Davies explains that insects carrying the dg2 mutation have an unusual behavioural pattern. Mutant flies tend not to forage when food is available and are known as having the forS phenotype, while wild type flies roam freely. Curious to know whether the mutation affected the insect's Malpighian tubules, Matthew MacPherson, Kate Broderick and Davies began testing the insect's Malpighian tubules to see if secretion was affected by the dg2 mutation, and found that wild-type flies had normal secretion rates when stimulated with the neurohormone capa-1, yet mutant flies had a much greater secretory response when treated with capa-1.

But which component of the cGMP cascade was altered by the dg2mutation? Knowing that the mutation appeared to decrease DG2's kinase activity in the heads of mutant flies, Davies suspected that the mutant DG2 protein was less active than in wild-type flies. But when she tested the kinase activity,amazingly it was unchanged. So the modified protein must be targeting another component of the signalling system to alter the Malpighian tubule's secretory properties.

Davies turned her attention to cGMP phosphodiesterase, which degrades cGMP and is a key signal regulator.
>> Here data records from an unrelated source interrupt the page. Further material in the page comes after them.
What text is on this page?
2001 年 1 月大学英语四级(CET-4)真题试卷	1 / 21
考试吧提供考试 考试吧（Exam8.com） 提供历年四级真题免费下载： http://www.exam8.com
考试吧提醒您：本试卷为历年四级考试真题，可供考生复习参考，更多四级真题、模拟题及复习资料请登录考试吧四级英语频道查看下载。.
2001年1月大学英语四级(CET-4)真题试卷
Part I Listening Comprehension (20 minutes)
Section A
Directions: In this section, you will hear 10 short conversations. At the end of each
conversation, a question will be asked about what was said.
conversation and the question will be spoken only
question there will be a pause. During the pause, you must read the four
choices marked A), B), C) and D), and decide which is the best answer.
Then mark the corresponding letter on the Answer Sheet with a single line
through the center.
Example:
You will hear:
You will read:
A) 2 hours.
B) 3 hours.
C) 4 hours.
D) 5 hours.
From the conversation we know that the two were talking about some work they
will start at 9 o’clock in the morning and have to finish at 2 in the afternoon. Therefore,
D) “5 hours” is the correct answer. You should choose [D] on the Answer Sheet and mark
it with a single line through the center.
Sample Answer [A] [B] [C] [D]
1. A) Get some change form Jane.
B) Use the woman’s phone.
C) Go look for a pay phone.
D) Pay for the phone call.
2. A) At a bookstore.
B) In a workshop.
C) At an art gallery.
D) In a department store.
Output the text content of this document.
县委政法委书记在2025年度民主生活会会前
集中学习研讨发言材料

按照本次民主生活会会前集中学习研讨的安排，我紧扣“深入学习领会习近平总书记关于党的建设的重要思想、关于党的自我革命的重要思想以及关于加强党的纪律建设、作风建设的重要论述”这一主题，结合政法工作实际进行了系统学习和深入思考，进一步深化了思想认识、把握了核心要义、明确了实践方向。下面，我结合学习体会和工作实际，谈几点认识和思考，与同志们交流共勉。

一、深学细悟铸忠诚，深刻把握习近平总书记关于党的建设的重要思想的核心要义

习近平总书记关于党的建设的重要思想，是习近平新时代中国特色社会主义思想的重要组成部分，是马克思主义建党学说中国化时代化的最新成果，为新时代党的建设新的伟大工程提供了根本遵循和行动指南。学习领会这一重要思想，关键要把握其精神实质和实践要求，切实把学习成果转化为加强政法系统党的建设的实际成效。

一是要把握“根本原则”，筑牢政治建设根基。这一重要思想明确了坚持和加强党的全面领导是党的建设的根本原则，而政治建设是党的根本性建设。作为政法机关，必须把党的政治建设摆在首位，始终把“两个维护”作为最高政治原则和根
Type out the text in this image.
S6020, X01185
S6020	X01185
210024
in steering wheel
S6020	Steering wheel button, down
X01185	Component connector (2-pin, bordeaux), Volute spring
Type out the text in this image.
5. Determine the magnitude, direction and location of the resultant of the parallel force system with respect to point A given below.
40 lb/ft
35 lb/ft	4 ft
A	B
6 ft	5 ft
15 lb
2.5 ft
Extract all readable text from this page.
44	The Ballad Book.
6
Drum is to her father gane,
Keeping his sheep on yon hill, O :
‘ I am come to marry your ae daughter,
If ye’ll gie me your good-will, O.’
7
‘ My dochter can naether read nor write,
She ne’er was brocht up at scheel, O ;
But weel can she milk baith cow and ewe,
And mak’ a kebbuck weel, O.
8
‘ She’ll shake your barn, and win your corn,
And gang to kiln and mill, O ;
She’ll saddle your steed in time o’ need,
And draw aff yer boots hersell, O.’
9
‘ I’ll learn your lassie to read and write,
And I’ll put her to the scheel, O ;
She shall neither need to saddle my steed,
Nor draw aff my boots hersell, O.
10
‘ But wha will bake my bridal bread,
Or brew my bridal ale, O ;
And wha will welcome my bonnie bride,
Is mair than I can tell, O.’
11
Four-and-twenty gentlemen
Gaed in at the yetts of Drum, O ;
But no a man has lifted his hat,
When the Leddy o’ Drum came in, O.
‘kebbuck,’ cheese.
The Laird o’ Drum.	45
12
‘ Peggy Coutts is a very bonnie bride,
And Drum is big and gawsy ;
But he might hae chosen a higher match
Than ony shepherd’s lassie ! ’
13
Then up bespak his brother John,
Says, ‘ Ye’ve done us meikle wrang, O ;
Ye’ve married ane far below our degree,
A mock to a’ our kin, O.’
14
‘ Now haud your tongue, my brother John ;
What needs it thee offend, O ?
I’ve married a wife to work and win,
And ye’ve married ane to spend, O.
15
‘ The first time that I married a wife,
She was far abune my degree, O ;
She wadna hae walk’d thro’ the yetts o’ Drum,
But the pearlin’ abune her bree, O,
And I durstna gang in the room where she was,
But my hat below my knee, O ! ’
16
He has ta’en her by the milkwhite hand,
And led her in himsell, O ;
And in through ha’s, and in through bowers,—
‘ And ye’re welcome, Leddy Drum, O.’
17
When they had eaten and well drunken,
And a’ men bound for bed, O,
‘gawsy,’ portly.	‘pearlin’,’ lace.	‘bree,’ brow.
The team measured the enzyme's activity to see if it was altered by the mutation in DG2. Davies admits that she was surprised when the phosphodiesterase activity decreased in the presence of capa-1. So instead of mediating its effect directly through the kinase, the dg2mutation regulates cGMP levels indirectly, by reducing the phosphodiesterase activity and subsequently lowering cGMP levels in the tissue to change the tubule's secretory properties.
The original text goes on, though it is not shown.